NEW YORK - Oil prices slumped below $60 a barrel on Monday as unusually warm temperatures in the US Northeast capped heating oil use, adding to worries high world energy prices had slashed demand growth.
US crude CLc1 settled down $1.46 to $59.76 a barrel - the lowest settlement since July 27. London Brent crude LCOc1 was down $1.32 at $58.10 a barrel.
"The market is lower as weather forecasts are considered rather bearish through the middle of the month," said Kyle Cooper, an analyst at Citigroup in Houston.
US demand for heating oil is expected to be about 30 per cent below normal this week as temperatures in the US Northeast warm up after an early chill, according to the US National Weather Service.
A slow start to the winter heating season would compound widespread worries that historically high energy costs are cutting into demand growth.
"If you look at statistics every week, there's a drop in demand year-on-year. People are focusing on that," said Tony Nunan, a manager at Mitsubishi Corp.'s risk management.
The most recent figures from the US Energy Information Administration show fuel demand in the world's largest energy consumer lagging more than 2 per cent below a year ago.
But some analysts are skeptical that the demand slowdown will last, with signals that the US economy is holding up well under the strain of high energy costs. The US economy logged faster-than-expected 3.8 per cent annual growth in the third quarter.
Additional signs that Chinese crude demand is rising after a tepid start to the year should also support prices.
"When the oil market notices that China is back, and remembers the fire that China's exploding oil demand lit under prices last year, the 'China factor' alone should be sufficient to floor near-term prices," said Deborah White, senior energy analyst SG Commodities in Paris.
TIGHT SUPPLIES
The Northern Hemisphere winter is approaching at a difficult time for the US oil industry, with refiners and producers still struggling to restore operations after being battered by hurricanes in the Gulf of Mexico.

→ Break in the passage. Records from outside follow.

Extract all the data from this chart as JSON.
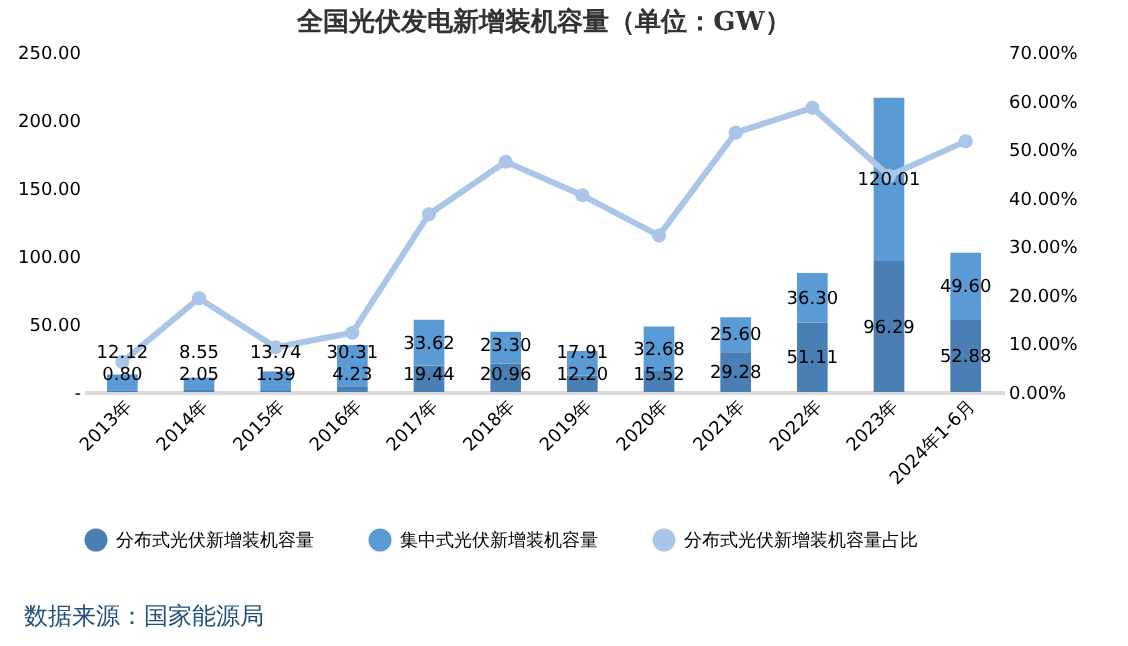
{
  "chart_data": {
    "type": "bar",
    "title": "全国光伏发电新增装机容量（单位：GW）",
    "categories": [
      "2013年",
      "2014年",
      "2015年",
      "2016年",
      "2017年",
      "2018年",
      "2019年",
      "2020年",
      "2021年",
      "2022年",
      "2023年",
      "2024年1-6月"
    ],
    "stacked": true,
    "series": [
      {
        "name": "分布式光伏新增装机容量",
        "color": "#4a7fb5",
        "values": [
          0.8,
          2.05,
          1.39,
          4.23,
          19.44,
          20.96,
          12.2,
          15.52,
          29.28,
          51.11,
          96.29,
          52.88
        ],
        "value_labels": [
          "0.80",
          "2.05",
          "1.39",
          "4.23",
          "19.44",
          "20.96",
          "12.20",
          "15.52",
          "29.28",
          "51.11",
          "96.29",
          "52.88"
        ]
      },
      {
        "name": "集中式光伏新增装机容量",
        "color": "#5b9bd5",
        "values": [
          12.12,
          8.55,
          13.74,
          30.31,
          33.62,
          23.3,
          17.91,
          32.68,
          25.6,
          36.3,
          120.01,
          49.6
        ],
        "value_labels": [
          "12.12",
          "8.55",
          "13.74",
          "30.31",
          "33.62",
          "23.30",
          "17.91",
          "32.68",
          "25.60",
          "36.30",
          "120.01",
          "49.60"
        ]
      },
      {
        "name": "分布式光伏新增装机容量占比",
        "color": "#a9c5e8",
        "type": "line",
        "axis": "y2",
        "marker": "circle",
        "values": [
          6.2,
          19.3,
          9.2,
          12.2,
          36.6,
          47.4,
          40.5,
          32.2,
          53.4,
          58.5,
          44.5,
          51.6
        ]
      }
    ],
    "ylim": [
      0,
      250
    ],
    "yticks": [
      {
        "value": 0,
        "label": "-"
      },
      {
        "value": 50,
        "label": "50.00"
      },
      {
        "value": 100,
        "label": "100.00"
      },
      {
        "value": 150,
        "label": "150.00"
      },
      {
        "value": 200,
        "label": "200.00"
      },
      {
        "value": 250,
        "label": "250.00"
      }
    ],
    "y2lim": [
      0,
      70
    ],
    "y2ticks": [
      {
        "value": 0,
        "label": "0.00%"
      },
      {
        "value": 10,
        "label": "10.00%"
      },
      {
        "value": 20,
        "label": "20.00%"
      },
      {
        "value": 30,
        "label": "30.00%"
      },
      {
        "value": 40,
        "label": "40.00%"
      },
      {
        "value": 50,
        "label": "50.00%"
      },
      {
        "value": 60,
        "label": "60.00%"
      },
      {
        "value": 70,
        "label": "70.00%"
      }
    ],
    "grid": false,
    "legend": "bottom",
    "annotations": [
      "数据来源：国家能源局"
    ]
  }
}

Lost heating oil output and high natural gas prices have led to concerns in some quarters that Americans could run short of heating fuels in a winter cold snap.
Repairing all the damaged rigs, platforms and pipelines in the Gulf of Mexico damaged by hurricanes Katrina and Rita will take up to a year and crude oil output will not return to normal until the end of March, US Interior Secretary Gale Norton said last week.
Some 67.72 per cent of the Gulf's 1.5 million bpd of crude production stayed shut, along with 54.27 per cent of the region's 10 bcfd of natural gas output, the MMS said.
Since Aug. 26, hurricanes have shut some 74.7 million barrels of crude production - the equivalent of more than three-and-a-half days of US consumption - and 381.1 bcf of natural gas production, the MMS detailed.
On shore, four refineries remained completely shut by the hurricanes, amounting to just over 1 million bpd of processing, or 6 per cent of US capacity.
Oil traders are also closely monitoring a strike threat at Europe's largest refinery, Shell's 418,000-barrels per day Pernis plant in Rotterdam.
Workers were set to go on strike on Monday over pension demands, threatening to disrupt Europe's supply of distillates ahead of winter.